JAKARTA - Panglima TNI Jenderal Andika Perkasa menuturkan bahwa Kolonel P ditahan di rumah tahanan tercanggih milik TNI AD, pada Selasa 28 Desember 2021. Kolonel P merupakan satu dari tiga tersangka penabrak dan pembuang jasad sejoli Handi-Salsabila ke Sungai Serayu, Cilacap, Jawa Tengah.
"Saat ini Kolonel P ada di tahanan militer yang tercanggih, yang kita sebut smart, yang baru tahun lalu kita resmikan. Kemudian satu anggota Sertu AS ada di Bogor, satu lagi DA itu ada di Cijantung," tutur Andika.
Baca juga: 3 Oknum TNI Pelaku Tabrak Lari di Nagrek Dibawa ke Jakarta, Ditempatkan di Lokasi Berbeda
Lantas seperti seperti apa Rutan yang disebut-disebut sebagai lokasi tercanggih?
Lokasi Rumah Tahanan (Rutan) Smart Instalasi Tahanan Militer Pomdam Jaya itu terletak di Setiabudi, Jakarta Selatan. Rutan ini baru beberapa waktu lalu diresmikan oleh Andika Perkasa saat masih menjabat Kepala Staf Angkatan Darat (KSAD), tepatnya 20 April lalu.
Peresmiannya kalau itu ditandai penandatanganan prasasti oleh Andika yang didampingi oleh Danpuspomad Letjen TNI Chandra Warsenanto Sukotjo, dan Pangdam Jaya Mayjen TNI Dudung Abdurachman.
Baca juga: Jenderal Dudung: Oknum Prajurit Penabrak Handi-Salsa Tak Berperikemanusiaan!
Instalasi tahanan militer ini berdiri di tanah seluas 1.500 meter persegi.
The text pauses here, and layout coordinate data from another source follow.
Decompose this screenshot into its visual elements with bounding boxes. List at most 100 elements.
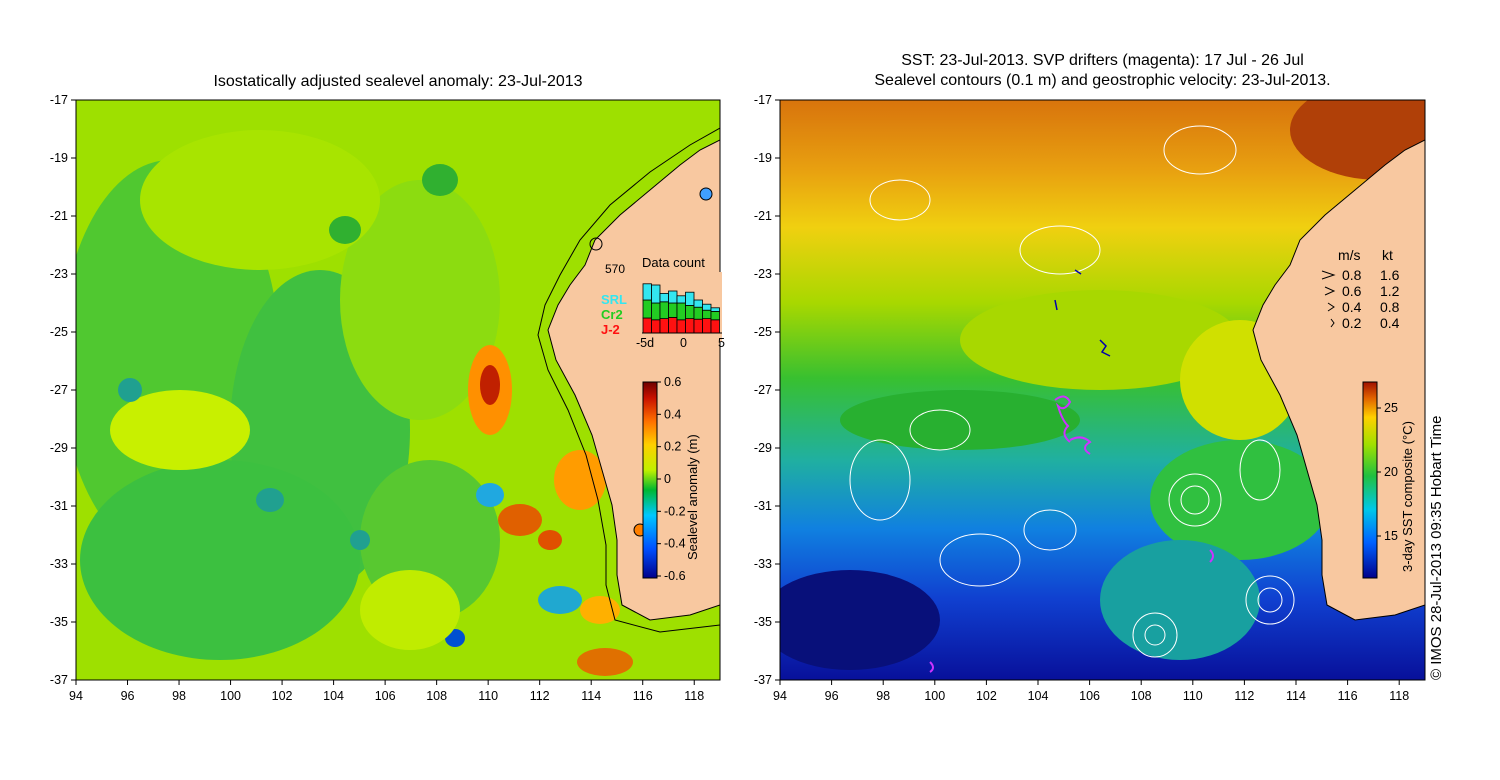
tide-gauge-marker (699, 187, 713, 201)
data-count-bar-cr2 (659, 301, 669, 319)
lat-tick-label: -25 (50, 325, 68, 339)
lon-tick-label: 104 (1028, 689, 1049, 703)
lat-tick-label: -27 (50, 383, 68, 397)
data-count-bar-j2 (642, 317, 652, 334)
data-count-xtick: 0 (680, 336, 687, 350)
left-panel-title: Isostatically adjusted sealevel anomaly:… (213, 73, 583, 90)
cloud-mask-patches (1054, 269, 1111, 357)
lon-tick-label: 114 (581, 689, 601, 703)
data-count-bar-srl (702, 303, 712, 311)
lat-tick-label: -35 (754, 615, 772, 629)
lat-tick-label: -19 (50, 151, 68, 165)
velocity-arrow-icon (1330, 318, 1335, 328)
data-count-xtick: -5d (636, 336, 654, 350)
vel-header-ms: m/s (1338, 247, 1361, 263)
data-count-bar-cr2 (685, 304, 695, 319)
data-count-title: Data count (642, 255, 705, 270)
velocity-arrow-icon (1327, 302, 1335, 312)
data-count-bar-srl (668, 290, 678, 304)
lon-tick-label: 106 (375, 689, 396, 703)
vel-ms-value: 0.8 (1342, 267, 1362, 283)
legend-cr2: Cr2 (601, 307, 623, 322)
vel-ms-value: 0.2 (1342, 315, 1362, 331)
data-count-bar-cr2 (642, 299, 652, 319)
lon-tick-label: 114 (1286, 689, 1306, 703)
data-count-bar-cr2 (702, 309, 712, 320)
lat-tick-label: -17 (50, 93, 68, 107)
vel-kt-value: 0.8 (1380, 299, 1400, 315)
lon-tick-label: 108 (426, 689, 447, 703)
data-count-bar-srl (659, 292, 669, 303)
lat-tick-label: -37 (50, 673, 68, 687)
data-count-bar-j2 (651, 319, 661, 334)
lat-tick-label: -33 (50, 557, 68, 571)
data-count-bar-j2 (685, 318, 695, 334)
data-count-bar-cr2 (651, 302, 661, 321)
lon-tick-label: 110 (1183, 689, 1203, 703)
sla-colorbar-label: Sealevel anomaly (m) (685, 434, 700, 560)
lat-tick-label: -31 (50, 499, 68, 513)
velocity-arrow-icon (1324, 286, 1336, 296)
data-count-bar-j2 (710, 319, 720, 334)
legend-j2: J-2 (601, 322, 620, 337)
lat-tick-label: -23 (50, 267, 68, 281)
copyright-notice: © IMOS 28-Jul-2013 09:35 Hobart Time (1428, 415, 1445, 680)
lon-tick-label: 94 (773, 689, 787, 703)
colorbar-tick-label: 0.6 (664, 375, 681, 389)
lon-tick-label: 100 (220, 689, 241, 703)
right-panel-title: SST: 23-Jul-2013. SVP drifters (magenta)… (780, 51, 1425, 91)
lon-tick-label: 100 (924, 689, 945, 703)
lon-tick-label: 96 (825, 689, 839, 703)
vel-header-kt: kt (1382, 247, 1393, 263)
data-count-bar-srl (651, 284, 661, 304)
colorbar-tick-label: 20 (1384, 465, 1398, 479)
svp-drifter-tracks (929, 395, 1214, 673)
lat-tick-label: -35 (50, 615, 68, 629)
australia-land (548, 140, 720, 620)
lon-tick-label: 116 (633, 689, 653, 703)
data-count-max: 570 (605, 262, 625, 276)
colorbar-tick-label: -0.6 (664, 569, 686, 583)
colorbar-tick-label: 0.2 (664, 440, 681, 454)
data-count-bar-cr2 (710, 310, 720, 321)
sla-anomaly-field (76, 130, 633, 676)
vel-kt-value: 1.2 (1380, 283, 1400, 299)
vel-kt-value: 0.4 (1380, 315, 1400, 331)
right-title-line2: Sealevel contours (0.1 m) and geostrophi… (874, 72, 1331, 89)
lat-tick-label: -17 (754, 93, 772, 107)
lon-tick-label: 102 (976, 689, 997, 703)
data-count-inset: Data count 570 SRL Cr2 J-2 -5d 0 5 (601, 255, 725, 350)
vel-kt-value: 1.6 (1380, 267, 1400, 283)
data-count-xtick: 5 (718, 336, 725, 350)
data-count-bar-srl (710, 307, 720, 312)
lon-tick-label: 112 (1234, 689, 1254, 703)
sealevel-contours (849, 125, 1295, 658)
lon-tick-label: 112 (530, 689, 550, 703)
data-count-bar-j2 (693, 318, 703, 334)
data-count-bar-j2 (676, 319, 686, 334)
lon-tick-label: 98 (172, 689, 186, 703)
colorbar-tick-label: 25 (1384, 401, 1398, 415)
lat-tick-label: -25 (754, 325, 772, 339)
lon-tick-label: 96 (121, 689, 135, 703)
tide-gauge-marker (589, 237, 603, 251)
data-count-bar-cr2 (668, 302, 678, 318)
vel-ms-value: 0.6 (1342, 283, 1362, 299)
data-count-bar-srl (642, 283, 652, 301)
data-count-bar-j2 (668, 316, 678, 334)
right-title-line1: SST: 23-Jul-2013. SVP drifters (magenta)… (901, 52, 1304, 69)
data-count-bar-j2 (659, 318, 669, 334)
colorbar-tick-label: -0.2 (664, 504, 686, 518)
lon-tick-label: 106 (1079, 689, 1100, 703)
lon-tick-label: 116 (1338, 689, 1358, 703)
lon-tick-label: 110 (478, 689, 498, 703)
lon-tick-label: 118 (684, 689, 704, 703)
lon-tick-label: 104 (323, 689, 344, 703)
colorbar-tick-label: -0.4 (664, 537, 686, 551)
velocity-arrow-icon (1321, 270, 1336, 280)
data-count-bar-srl (693, 299, 703, 308)
lat-tick-label: -37 (754, 673, 772, 687)
colorbar-tick-label: 0.4 (664, 407, 681, 421)
colorbar-tick-label: 0 (664, 472, 671, 486)
sst-map (780, 100, 1425, 680)
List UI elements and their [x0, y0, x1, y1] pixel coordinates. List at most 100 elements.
Sebanyak 83 warga atau prajurit binaan dapat didampung di tempat ini.
Mengapa instalasi ini disebut smart? Kata Andika, lantaran seluruh fasilitasnya berbasis Information Communication Technologies (ICT). Tak hanya itu, peralatan yang ada juga sudah diintegrasikan sedemikian rupa dengan artificial intelligence (AI). Sehingga sangat aman dan sangat terkendali.
"Semuanya sudah bisa diprogram, tidak lagi manual, pengunciannya kemudian menyalakan lampu dan sebagainya. Semuanya sudah diprogram dengan elektronik, sehingga bisa otomatis," kata Andika ketika itu.